Array Splitting

Array splitting is what you do if you have a list of values in a single cell delimited by a character (a comma, semi-colon, etc.), and want each of those delimited values in a separate row.

The following example will take a table like

id	name
1	first,second,third
2	fourth,fifth,sixth

and produce a table like

globalId	globalPos	globalVal
1	1	first
1	2	second
1	3	third
2	1	fourth
2	2	fifth
2	3	sixth

Prepare

Use the sample table shown above and import it into your Storage. Then set the input and output mapping for your transformation.

Use the Script

The following script will take each row of the source table, and split the column whose name is specified in the splitCol variable by the character specified in the splitChar variable.
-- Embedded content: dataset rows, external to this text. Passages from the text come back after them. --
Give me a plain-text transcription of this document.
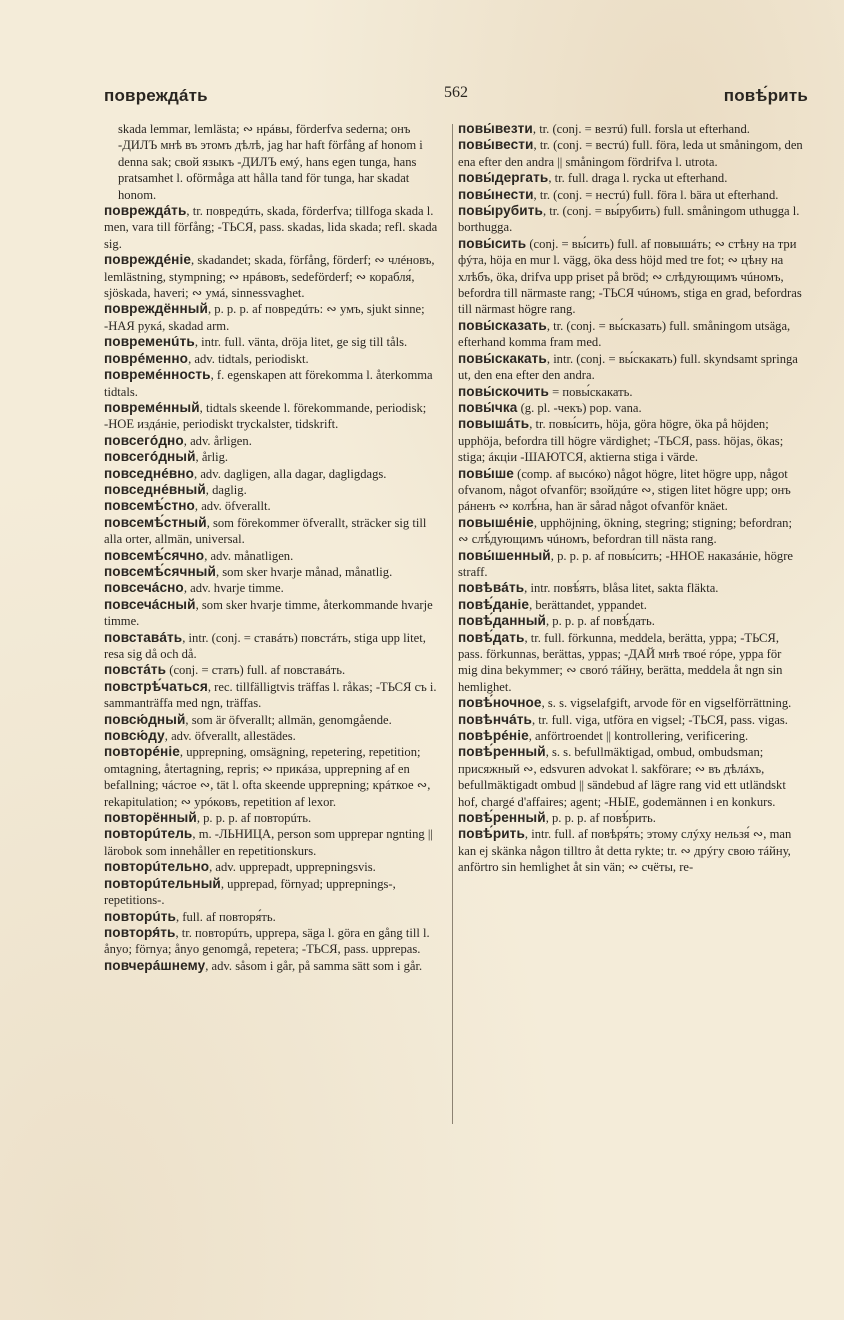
повреждáть	562	повѣ́рить

skada lemmar, lemlästa; ∾ нрáвы, förderfva sederna; онъ -ДИЛЪ мнѣ въ этомъ дѣлѣ, jag har haft förfång af honom i denna sak; свой языкъ -ДИЛЪ емý, hans egen tunga, hans pratsamhet l. oförmåga att hålla tand för tunga, har skadat honom.

повреждáть, tr. повредúть, skada, förderfva; tillfoga skada l. men, vara till förfång; -ТЬСЯ, pass. skadas, lida skada; refl. skada sig.

повреждéніе, skadandet; skada, förfång, förderf; ∾ члéновъ, lemlästning, stympning; ∾ нрáвовъ, sedeförderf; ∾ корабля́, sjöskada, haveri; ∾ умá, sinnessvaghet.

повреждённый, p. p. p. af повредúть: ∾ умъ, sjukt sinne; -НАЯ рукá, skadad arm.

повременúть, intr. full. vänta, dröja litet, ge sig till tåls.

поврéменно, adv. tidtals, periodiskt.

повремéнность, f. egenskapen att förekomma l. återkomma tidtals.

повремéнный, tidtals skeende l. förekommande, periodisk; -НОЕ издáніе, periodiskt tryckalster, tidskrift.

повсегóдно, adv. årligen.

повсегóдный, årlig.

повседнéвно, adv. dagligen, alla dagar, dagligdags.

повседнéвный, daglig.

повсемѣ́стно, adv. öfverallt.

повсемѣ́стный, som förekommer öfverallt, sträcker sig till alla orter, allmän, universal.

повсемѣ́сячно, adv. månatligen.

повсемѣ́сячный, som sker hvarje månad, månatlig.

повсечáсно, adv. hvarje timme.

повсечáсный, som sker hvarje timme, återkommande hvarje timme.

повставáть, intr. (conj. = ставáть) повстáть, stiga upp litet, resa sig då och då.

повстáть (conj. = стать) full. af повставáть.

повстрѣ́чаться, rec. tillfälligtvis träffas l. råkas; -ТЬСЯ съ i. sammanträffa med ngn, träffas.

повсю́дный, som är öfverallt; allmän, genomgående.

повсю́ду, adv. öfverallt, allestädes.

повторéніе, upprepning, omsägning, repetering, repetition; omtagning, återtagning, repris; ∾ прикáза, upprepning af en befallning; чáстое ∾, tät l. ofta skeende upprepning; крáткое ∾, rekapitulation; ∾ урóковъ, repetition af lexor.

повторённый, p. p. p. af повторúть.

повторúтель, m. -ЛЬНИЦА, person som upprepar ngnting || lärobok som innehåller en repetitionskurs.

повторúтельно, adv. upprepadt, upprepningsvis.

повторúтельный, upprepad, förnyad; upprepnings-, repetitions-.

повторúть, full. af повторя́ть.

повторя́ть, tr. повторúть, upprepa, säga l. göra en gång till l. ånyo; förnya; ånyo genomgå, repetera; -ТЬСЯ, pass. upprepas.

повчерáшнему, adv. såsom i går, på samma sätt som i går.

повы́везти, tr. (conj. = везтú) full. forsla ut efterhand.

повы́вести, tr. (conj. = вестú) full. föra, leda ut småningom, den ena efter den andra || småningom fördrifva l. utrota.

повы́дергать, tr. full. draga l. rycka ut efterhand.

повы́нести, tr. (conj. = нестú) full. föra l. bära ut efterhand.

повы́рубить, tr. (conj. = вы́рубить) full. småningom uthugga l. borthugga.

повы́сить (conj. = вы́сить) full. af повышáть; ∾ стѣну на три фýта, höja en mur l. vägg, öka dess höjd med tre fot; ∾ цѣну на хлѣбъ, öka, drifva upp priset på bröd; ∾ слѣдующимъ чúномъ, befordra till närmaste rang; -ТЬСЯ чúномъ, stiga en grad, befordras till närmast högre rang.

повы́сказать, tr. (conj. = вы́сказать) full. småningom utsäga, efterhand komma fram med.

повы́скакать, intr. (conj. = вы́скакать) full. skyndsamt springa ut, den ena efter den andra.

повы́скочить = повы́скакать.

повы́чка (g. pl. -чекъ) pop. vana.

повышáть, tr. повы́сить, höja, göra högre, öka på höjden; upphöja, befordra till högre värdighet; -ТЬСЯ, pass. höjas, ökas; stiga; áкціи -ШАЮТСЯ, aktierna stiga i värde.

повы́ше (comp. af высóко) något högre, litet högre upp, något ofvanom, något ofvanför; взойдúте ∾, stigen litet högre upp; онъ рáненъ ∾ колѣ́на, han är sårad något ofvanför knäet.

повышéніе, upphöjning, ökning, stegring; stigning; befordran; ∾ слѣ́дующимъ чúномъ, befordran till nästa rang.

повы́шенный, p. p. p. af повы́сить; -ННОЕ наказáніе, högre straff.

повѣвáть, intr. повѣ́ять, blåsa litet, sakta fläkta.

повѣ́даніе, berättandet, yppandet.

повѣ́данный, p. p. p. af повѣ́дать.

повѣ́дать, tr. full. förkunna, meddela, berätta, yppa; -ТЬСЯ, pass. förkunnas, berättas, yppas; -ДАЙ мнѣ твоé гóре, yppa för mig dina bekymmer; ∾ своró тáйну, berätta, meddela åt ngn sin hemlighet.

повѣ́ночное, s. s. vigselafgift, arvode för en vigselförrättning.

повѣнчáть, tr. full. viga, utföra en vigsel; -ТЬСЯ, pass. vigas.

повѣрéніе, anförtroendet || kontrollering, verificering.

повѣ́ренный, s. s. befullmäktigad, ombud, ombudsman; присяжный ∾, edsvuren advokat l. sakförare; ∾ въ дѣлáхъ, befullmäktigadt ombud || sändebud af lägre rang vid ett utländskt hof, chargé d'affaires; agent; -НЫЕ, godemännen i en konkurs.

повѣ́ренный, p. p. p. af повѣ́рить.

повѣ́рить, intr. full. af повѣря́ть; этому слýху нельзя́ ∾, man kan ej skänka någon tilltro åt detta rykte; tr. ∾ дрýгу свою тáйну, anförtro sin hemlighet åt sin vän; ∾ счёты, re-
The resulting values will be put together with their ID specified in the idCol variable, and they will also be assigned a new sequential ID in the globalPos column.

splitChar = ','
splitCol = 'name'
idCol = 'id'

data <- read.csv(file = "in/tables/array-source.csv")
data <- data.frame(data)

# helper function to generate positions for each array

genPos = function(array){
  array <- getVals(array)
  return(match(array,array))
}

# helper function to grab all the individual values

getVals = function(array){
  array <- toString(array)
  array <- unlist(strsplit(array, splitChar, fixed = FALSE))
  array <- array[array != ""]
  return(array)
}

# rerun these three lines before the for loop, if not the first time

globalId <- c()
globalPos <- c()
globalVal <- c()

# parse through all data and do the actual formatting

for (i in 1:length(data[[splitCol]])) {
  posi <- genPos(data[[splitCol]][i])
  idi <- c(rep(data[[idCol]][i], length(posi)))
  vali <- getVals(data[[splitCol]][i])
  globalId <- c(globalId, idi)
  globalPos <- c(globalPos, posi)
  globalVal <- c(globalVal, vali)
}

processedData <- data.frame(cbind(globalId, globalPos, globalVal))
write.csv(processedData, file = "out/tables/split-values.csv", row.names = FALSE)

When you run the transformation, you will obtain a table with three columns:

globalId – ID of each row in the original table (the name of the id column is in the idCol variable),
globalPos – sequential ID of each value within the original row, and
globalVal – each value that has been split out of the original array column (the name of that column is specified in the splitCol variable).